Indeed, many artists tacitly accepted the scraping of their data for indexing in search engines such as Google, yet object to generative AI training on it, because it competes more directly with their own work product and livelihoods.

OpenAI offers indemnification — guarantees of legal assistance and defense — for subscribers to its paid plans accused of copyright infringement, a bid to reassure its growing list of lucrative enterprise customers.

The courts have yet to rule decisively on whether AI companies and others can scrape copyrighted creative works without express consent or permission of the creators. But clearly, regardless of how it is settled legally, OpenAI wants to position itself as a cooperative and ethical entity with regards to creators and its data sources.

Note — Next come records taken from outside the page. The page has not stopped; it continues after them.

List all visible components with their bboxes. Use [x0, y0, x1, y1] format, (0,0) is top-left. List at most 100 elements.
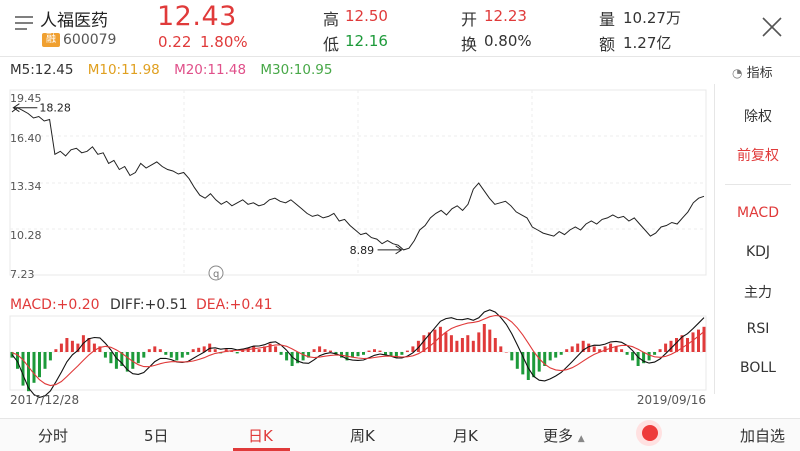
macd-bar	[653, 352, 657, 355]
price-grid	[9, 89, 707, 276]
macd-bar	[125, 352, 129, 372]
macd-bar	[537, 352, 541, 372]
macd-bar	[356, 352, 360, 357]
tab-daily-k[interactable]: 日K	[248, 427, 273, 445]
macd-bar	[362, 352, 365, 355]
q-marker-icon[interactable]	[208, 265, 224, 281]
macd-bar	[76, 343, 80, 352]
macd-bar	[592, 346, 596, 352]
macd-bar	[471, 340, 475, 352]
macd-bar	[235, 352, 239, 354]
macd-bar	[543, 352, 547, 366]
macd-bar	[394, 352, 398, 358]
macd-bar	[27, 352, 30, 392]
macd-bar	[504, 352, 508, 353]
macd-bar	[658, 349, 662, 352]
macd-bar	[647, 352, 651, 361]
gauge-icon: ◔	[732, 66, 743, 80]
tab-5-day[interactable]: 5日	[144, 427, 169, 445]
open-label: 开	[461, 10, 478, 29]
ma-legend: M5:12.45 M10:11.98 M20:11.48 M30:10.95	[10, 62, 342, 78]
dea-value: DEA:+0.41	[196, 297, 273, 313]
macd-bar	[109, 352, 113, 364]
macd-bar	[175, 352, 179, 361]
macd-bar	[257, 349, 261, 352]
macd-bar	[697, 329, 700, 352]
ma20-value: M20:11.48	[174, 62, 247, 78]
low-label: 低	[323, 35, 340, 54]
menu-icon[interactable]	[13, 12, 35, 34]
q-marker-label: q	[213, 269, 219, 280]
tab-intraday[interactable]: 分时	[38, 427, 69, 445]
stock-code: 600079	[63, 32, 117, 48]
macd-bar	[532, 352, 536, 378]
macd-bar	[587, 343, 591, 352]
stock-name: 人福医药	[40, 11, 108, 31]
price-change-percent: 1.80%	[200, 33, 248, 51]
macd-bar	[131, 352, 135, 369]
macd-bar	[526, 352, 530, 380]
macd-bar	[43, 352, 47, 369]
macd-bar	[636, 352, 640, 366]
min-price-arrow	[377, 245, 403, 255]
macd-bar	[427, 332, 431, 352]
macd-bar	[21, 352, 25, 386]
amount-value: 1.27亿	[623, 34, 672, 52]
side-item-main-force[interactable]: 主力	[744, 285, 772, 301]
macd-bar	[307, 352, 311, 358]
macd-bar	[554, 352, 558, 358]
max-price-label: 18.28	[39, 102, 71, 115]
y-tick-label: 10.28	[10, 229, 42, 242]
macd-bar	[65, 338, 69, 352]
macd-bar	[510, 352, 514, 361]
macd-bar	[197, 347, 201, 352]
side-item-kdj[interactable]: KDJ	[745, 244, 771, 260]
tab-monthly-k[interactable]: 月K	[453, 427, 478, 445]
side-item-rsi[interactable]: RSI	[746, 321, 770, 337]
macd-bar	[180, 352, 184, 358]
macd-bar	[559, 352, 563, 355]
macd-bar	[373, 349, 376, 352]
max-price-arrow	[12, 103, 38, 113]
macd-bar	[702, 326, 706, 352]
price-change: 0.22	[158, 33, 192, 51]
macd-bar	[521, 352, 525, 375]
period-tab-bar: 分时 5日 日K 周K 月K 更多 ▲ 加自选	[0, 418, 800, 451]
tab-more[interactable]: 更多 ▲	[543, 425, 585, 446]
macd-bar	[169, 352, 173, 358]
y-tick-label: 16.40	[10, 132, 42, 145]
macd-bar	[147, 349, 151, 352]
min-price-label: 8.89	[350, 244, 375, 257]
kline-chart[interactable]: 19.45 16.40 13.34 10.28 7.23 18.28 8.89 q…	[0, 84, 714, 418]
macd-bar	[455, 340, 459, 352]
side-item-ex-rights[interactable]: 除权	[744, 109, 772, 125]
close-icon[interactable]	[759, 14, 785, 40]
side-item-boll[interactable]: BOLL	[740, 360, 776, 376]
macd-bar	[477, 332, 481, 352]
macd-bar	[87, 338, 91, 352]
macd-legend: MACD:+0.20 DIFF:+0.51 DEA:+0.41	[10, 297, 273, 313]
macd-bar	[664, 343, 668, 352]
volume-value: 10.27万	[623, 9, 681, 27]
macd-bar	[279, 352, 283, 355]
macd-bar	[499, 346, 503, 352]
macd-bar	[268, 343, 272, 352]
macd-bar	[367, 350, 371, 352]
indicator-button[interactable]: ◔ 指标	[732, 62, 773, 81]
macd-bar	[285, 352, 289, 361]
macd-bar	[213, 349, 217, 352]
macd-bar	[565, 349, 569, 352]
side-item-macd[interactable]: MACD	[737, 205, 779, 221]
macd-bar	[384, 352, 387, 355]
tab-more-label: 更多	[543, 427, 574, 445]
macd-bar	[675, 338, 678, 352]
price-line	[11, 107, 705, 251]
side-item-forward-adjust[interactable]: 前复权	[737, 148, 779, 164]
tab-weekly-k[interactable]: 周K	[350, 427, 375, 445]
macd-bar	[438, 326, 442, 352]
macd-bar	[493, 338, 497, 352]
macd-bar	[153, 346, 157, 352]
add-to-watchlist-button[interactable]: 加自选	[740, 427, 786, 445]
macd-bar	[642, 352, 646, 364]
macd-bar	[576, 343, 580, 352]
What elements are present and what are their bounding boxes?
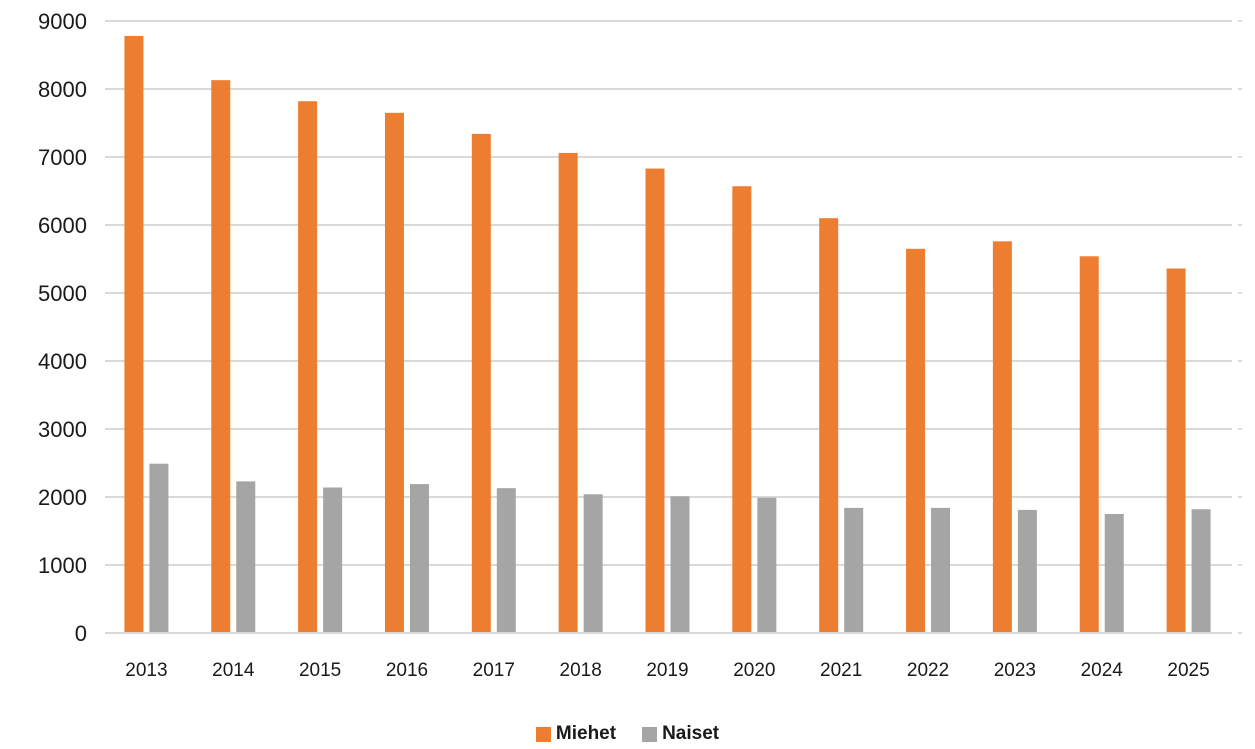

That said, creators are likely to view this move as “too little, too late” since many of their works have already presumably been scraped and used to train AI models, and OpenAI is nowhere suggesting it could or would remove the portions of its models trained on such works.

In its blog post, OpenAI makes the argument that it does not preserve copies of scraped data wholesale, only “an equation that best describes the relationship among the words and the underlying process that produced them.”

As the company writes:

We design our AI models to be learning machines, not databases

Our models are designed to help us generate new content and ideas – not to repeat or “regurgitate” content. AI models can state facts, which are in the public domain. If on rare occasions a model inadvertently repeats expressive content, it is a failure of the machine learning process. This failure is more likely to occur with content that appears frequently in training datasets, such as content that appears on many different public websites due to being frequently quoted. We employ state-of-the-art techniques throughout training and at output, for our API or ChatGPT, to prevent repetition, and we’re continually making improvements with on-going research and development.

At the very least, the Media Manager tool may be a more efficient and user friendly way to block AI training than other existing options such as Glaze and Nightshade, though if it is coming from OpenAI, it is not clear yet whether creators will even trust it — nor whether it will be able to block training by other rival models.